Doni: «Sapevo che quelli del Piacenza vendevano le partite e l’ho accettato. Sono stato uno stupido»

Alla Gazzetta il racconto dell'incubo calcioscommesse. Oggi è un imprenditore di successo e un forte giocatore di tennis

Cristiano Doni

Cristiano Doni detiene ancora il record dei gol segnati dell’Atalanta, 112. Da quando ha smesso, dopo essere uscito pulito dalle accuse di calcioscommesse (il “buio” lo chiama lui) si è reinventato imprenditore nella ristorazione (soprattutto a Maiorca) e nel padel. Gioca tennis “benino”: ha una classifica 3.1, ovvero il livello più alto della terza categoria. E racconta quel “buio” passato alla Gazzetta dello Sport.

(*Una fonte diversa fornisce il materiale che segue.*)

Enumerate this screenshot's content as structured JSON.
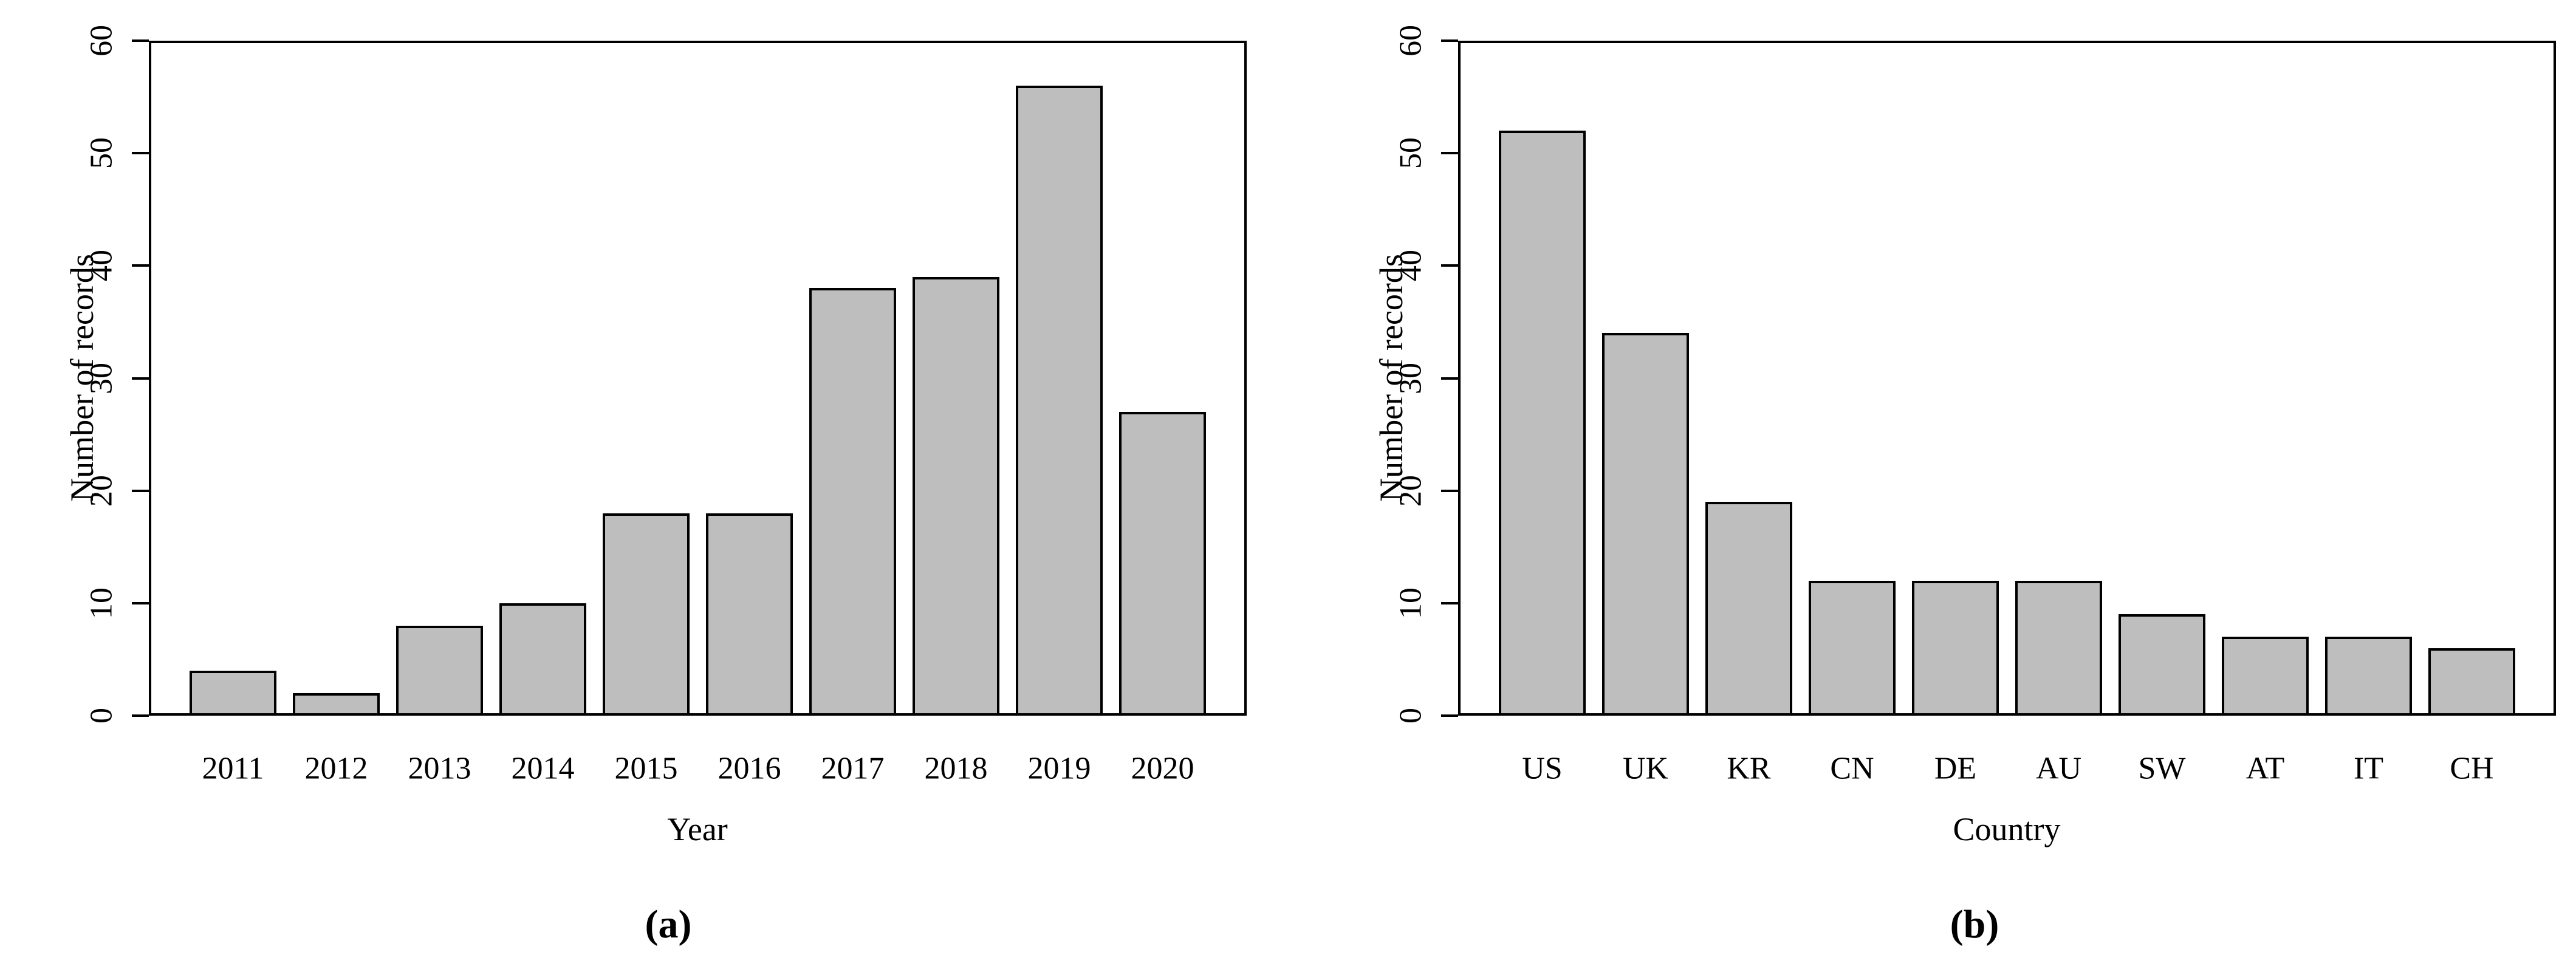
{
  "figure": {
    "caption_a": "(a)",
    "caption_b": "(b)",
    "bar_fill_color": "#bebebe",
    "bar_border_color": "#000000",
    "axis_color": "#000000",
    "background_color": "#ffffff"
  },
  "chart_data": [
    {
      "type": "bar",
      "panel": "a",
      "title": "",
      "xlabel": "Year",
      "ylabel": "Number of records",
      "categories": [
        "2011",
        "2012",
        "2013",
        "2014",
        "2015",
        "2016",
        "2017",
        "2018",
        "2019",
        "2020"
      ],
      "values": [
        4,
        2,
        8,
        10,
        18,
        18,
        38,
        39,
        56,
        27
      ],
      "ylim": [
        0,
        60
      ],
      "yticks": [
        0,
        10,
        20,
        30,
        40,
        50,
        60
      ],
      "grid": false,
      "legend": "none"
    },
    {
      "type": "bar",
      "panel": "b",
      "title": "",
      "xlabel": "Country",
      "ylabel": "Number of records",
      "categories": [
        "US",
        "UK",
        "KR",
        "CN",
        "DE",
        "AU",
        "SW",
        "AT",
        "IT",
        "CH"
      ],
      "values": [
        52,
        34,
        19,
        12,
        12,
        12,
        9,
        7,
        7,
        6
      ],
      "ylim": [
        0,
        60
      ],
      "yticks": [
        0,
        10,
        20,
        30,
        40,
        50,
        60
      ],
      "grid": false,
      "legend": "none"
    }
  ]
}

“Dicono che il tempo è galantuomo, all’inizio sei così arrabbiato che non ci credi, ma poi scopri che è la verità. Mi hanno messo un’etichetta, ma non era la mia. I carabinieri all’alba a casa, i cinque giorni in prigione, le prime pagine dei giornali. È crollato tutto, sono diventato il capro espiatorio, oggi so cosa significa finire nella macchina del fango. Ne sono uscito traumatizzato, ma ciò che non uccide fortifica, si dice così, giusto? Per la maglia dell’Atalanta ho sputato sangue, eppure tutto mi si ritorceva contro. Oggi a Bergamo la gente mi vuole bene, questo è quello che resta. Sono stato condannato per due partite, Crotone-Atalanta, dove ho segnato un gol all’incrocio dei pali, e Atalanta-Piacenza: sì, sapevo che quelli del Piacenza vendevano le partite, l’ho accettato, tutto lì, sono stato uno stupido“.

“Sono diventato un uomo migliore. Ho mangiato tanta merda, il rischio alla fine è quello di farsela piacere, ma mi sono tirato su le maniche e oggi sono un imprenditore. Ho un ristorante e altri locali a Maiorca, siamo cresciuti negli anni, puntando sulla qualità: ne vado molto fiero. A Bergamo ho aperto un centro sportivo, il ’27padel’, ricavato da un ex convento. Il padel crea comunità, ci vengono un sacco di amici ex calciatori. Tifo Atalanta, seguo tutto, ma con la giusta distanza. Ho una figlia di 22 anni e un figlio di 12 che gioca a pallone, il suo idolo è il Papu Gomez. È nato quando non vedevo la luce, mi ha salvato. No, non gli faccio vedere i miei gol, troverà la sua strada da solo, spero soltanto che sia felice”.

Doni parla anche della sua carriera. Dice di dovere tutto a Sergio Buso, dopo assere stato bocciato dalla Primavera del Verona e del Bologna. E che non ha rimpianti di grandi squadre: “Potevo andare alla Juve, ma l’Atalanta chiese troppo e in fondo ne fui felice, volevo restare a Bergamo. Poi la Roma: Spalletti mi voleva come vice-Totti, mi chiamava Pradé e mi faceva ascoltare il jingle della Champions: ‘Ti piace?’. Avevo già 34 anni, risposi: ‘Grazie, ma no, rimango all’Atalanta'”.